Note: Using half russet potatoes and half sweet potatoes is quite scrumptious.

Bite-Sized Cinnamon Rolls

Bite-Sized Cinnamon RollsEvery once in awhile, I find myself doing something really out of the ordinary.  Culinarily speaking, of course.  Take last week for instance.  I had a tube of crescent rolls in my fridge.  Now, this is not something I normally buy and I am unsure as to why I had purchased them in the first place.  Also, they had been in my fridge for a long time and as I am trying to purge my freezer, fridge, and pantry in preperation of some make-ahead meals to have  after the baby is born…they really had to go.  I accidentally came across a recipe on tastespotting and decided to give these a try.  As it turns out, there are about a bazillion different versions of these little darlings out there on the web and I am apparently the last person to discover them.  I am posting about them now.  Just in case any of you were as clueless as I was.  And in case you are wondering this is the recipe I was refering to when I mentioned on facebook that I had just made something super cute; as most things baked in a mini-muffin tim are!

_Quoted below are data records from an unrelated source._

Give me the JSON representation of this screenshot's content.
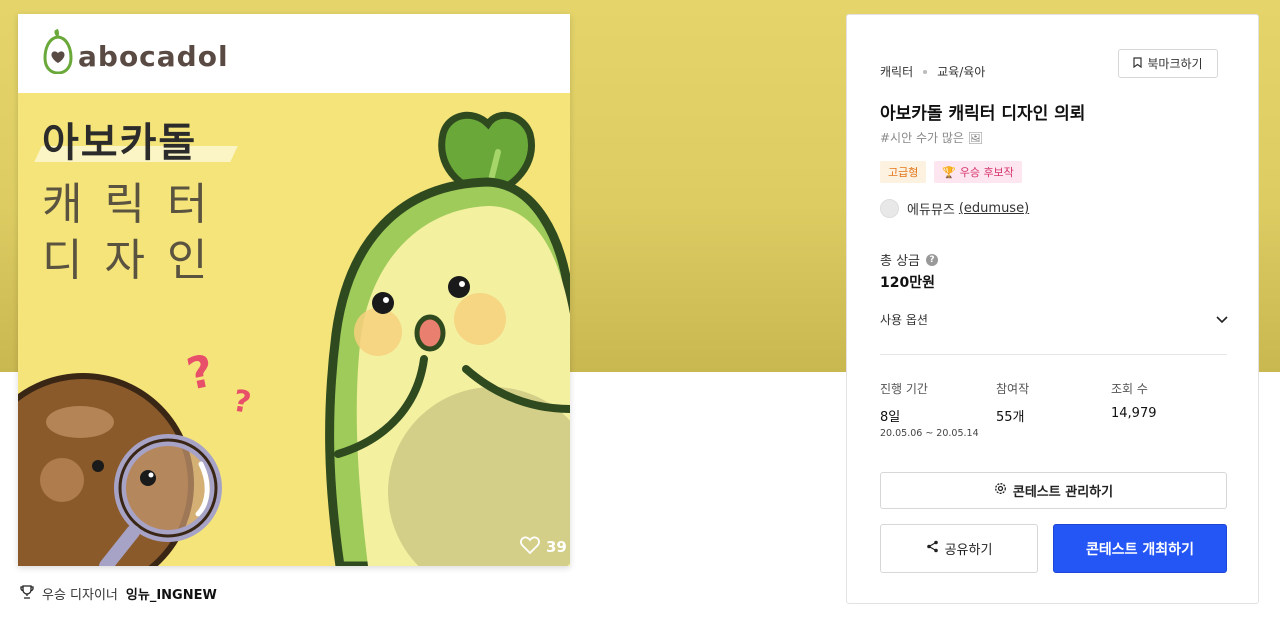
{
  "brand": {
    "logo_text": "abocadol"
  },
  "artwork": {
    "title_line1": "아보카돌",
    "title_line2": "캐릭터",
    "title_line3": "디자인",
    "likes": "39"
  },
  "winner": {
    "label": "우승 디자이너",
    "name": "잉뉴_INGNEW"
  },
  "contest": {
    "category": "캐릭터",
    "subcategory": "교육/육아",
    "bookmark_label": "북마크하기",
    "title": "아보카돌 캐릭터 디자인 의뢰",
    "tagline": "#시안 수가 많은 🖼",
    "badges": [
      "고급형",
      "우승 후보작"
    ],
    "host_name": "에듀뮤즈",
    "host_id": "(edumuse)",
    "prize_label": "총 상금",
    "prize_value": "120만원",
    "usage_label": "사용 옵션",
    "stats": {
      "period_label": "진행 기간",
      "period_value": "8일",
      "period_dates": "20.05.06 ~ 20.05.14",
      "entries_label": "참여작",
      "entries_value": "55개",
      "views_label": "조회 수",
      "views_value": "14,979"
    },
    "manage_label": "콘테스트 관리하기",
    "share_label": "공유하기",
    "open_label": "콘테스트 개최하기"
  },
  "colors": {
    "primary": "#2456f5",
    "banner": "#e2d26a",
    "art_bg": "#f4e47a"
  }
}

What it comes down to is that these are super quick, quite tasty, and so darn adorable you will just want to eat them all up!!  Healthy, they are not.  They will probably make a rotation in my house only as a fun surprie to whip up on a weekend or as an addition to a quick brunch.  But no matter when I make them, they will be devoured.  They are super fast and totally fun-especially for kids!  These are a much more convenient size than eating a huge carmel or cinnamon roll.  Not that those are bad things…
Bite-Sized Cinnamon RollsBite-Sized Cinnamon Rolls

1 tube crescent rolls
1 T soft butter
3 T brown sugar
cinnamon

Open up the package of rolls into one big rectangle and gently press the seams of the dough together.  Spread the butter evenly and thinly across the whole piece of dough.  Use more butter if you need to.  Spread the brown sugar evenly on top of the butter.  It should be nice and thin.  Sprinkle the whole surface lightly with cinnamon.  Start rolling the dough along the long side of the rectangle, keeping it tight, until you have a long log.  Pinch the seam together.  Spray a mini-muffin tin with non stick spray and cut the log into 3/4 inch pieces with a sharp knife.  Lay the rolls cut side down, one in each mufffin cup.  Bake at 375 for 8-10 minutes, or until lightly browned and puffed.  Yum!!